L’opera di attardi vive in un nobile mondo  sconosciuto ai più, essa è ricca di tensione che si regge su un impercettibile filo, sempre in equilibrio e sicuramente indenne dalla banalità  che sempre è in agguato.

Gentile fino al parossismo verso gli uomini e le donne che gli si sono fatti incontro, attento in sommo grado verso il mondo che lo circondava, prodigo in molteplici forme. E questo solo a dire dell’uomo, di cui ho avuto fortuna e vanto ,d’essere amico.
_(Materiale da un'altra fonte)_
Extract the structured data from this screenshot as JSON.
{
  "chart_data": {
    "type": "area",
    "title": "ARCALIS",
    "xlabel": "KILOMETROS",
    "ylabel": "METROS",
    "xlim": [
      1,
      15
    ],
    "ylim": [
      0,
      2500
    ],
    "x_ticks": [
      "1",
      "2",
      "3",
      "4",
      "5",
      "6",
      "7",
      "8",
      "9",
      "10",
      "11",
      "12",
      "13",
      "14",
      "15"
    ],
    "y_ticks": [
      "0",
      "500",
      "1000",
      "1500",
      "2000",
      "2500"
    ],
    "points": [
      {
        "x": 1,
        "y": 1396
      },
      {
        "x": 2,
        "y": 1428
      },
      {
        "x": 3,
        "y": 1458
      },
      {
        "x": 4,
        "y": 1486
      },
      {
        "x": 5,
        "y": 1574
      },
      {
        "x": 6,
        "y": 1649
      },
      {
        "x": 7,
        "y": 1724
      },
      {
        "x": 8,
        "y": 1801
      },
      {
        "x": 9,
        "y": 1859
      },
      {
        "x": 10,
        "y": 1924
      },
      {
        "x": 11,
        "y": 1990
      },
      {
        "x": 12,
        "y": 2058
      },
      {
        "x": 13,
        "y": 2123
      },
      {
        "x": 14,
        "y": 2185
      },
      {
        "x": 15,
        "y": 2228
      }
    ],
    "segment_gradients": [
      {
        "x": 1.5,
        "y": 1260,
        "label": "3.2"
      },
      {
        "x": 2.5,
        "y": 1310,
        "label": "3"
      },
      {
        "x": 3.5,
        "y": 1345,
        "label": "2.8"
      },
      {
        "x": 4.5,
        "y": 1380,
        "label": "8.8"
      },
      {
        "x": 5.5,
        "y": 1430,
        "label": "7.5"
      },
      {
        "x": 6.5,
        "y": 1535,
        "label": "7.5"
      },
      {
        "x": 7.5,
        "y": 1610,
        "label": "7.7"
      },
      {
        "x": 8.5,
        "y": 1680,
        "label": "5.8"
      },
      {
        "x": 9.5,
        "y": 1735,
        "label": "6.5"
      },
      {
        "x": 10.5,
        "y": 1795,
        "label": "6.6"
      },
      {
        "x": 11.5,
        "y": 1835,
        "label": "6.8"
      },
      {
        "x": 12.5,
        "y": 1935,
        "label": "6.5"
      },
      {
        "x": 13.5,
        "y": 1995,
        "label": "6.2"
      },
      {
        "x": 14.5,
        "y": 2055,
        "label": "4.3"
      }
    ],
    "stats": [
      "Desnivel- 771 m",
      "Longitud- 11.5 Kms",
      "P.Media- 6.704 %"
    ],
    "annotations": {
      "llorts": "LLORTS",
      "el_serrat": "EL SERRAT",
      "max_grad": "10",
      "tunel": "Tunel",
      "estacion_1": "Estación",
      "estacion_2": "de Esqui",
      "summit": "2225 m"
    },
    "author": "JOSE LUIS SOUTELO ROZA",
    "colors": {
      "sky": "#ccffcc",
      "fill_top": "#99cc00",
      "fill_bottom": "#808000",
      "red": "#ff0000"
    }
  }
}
La sua rimane, in un mondo distratto costantemente dall’inessenziale, una delle ultime pitture radicali. La radice delle cose, nella sua forza fenomenica, si impone .E allora all’uomo rimane poco, per dover essere innovativo. All’uomo spetta il saper pensare l’Identico(la fuga dall’essere è il male, diceva qualcuno…) nelle forma specifiche del suo farsi mondo.

Puerili, e selvaggi, come ragazzini, si diventa quando si brama la novità per la novità (novitatum preumptio),che era ancora ,nel nostro seicento ,un peccato; Platone dice nel Timeo che l’eccesso di sensazioni impedisce i movimenti propri e intellettuali della psiche , “non si volge chi a stelle è fisso…”.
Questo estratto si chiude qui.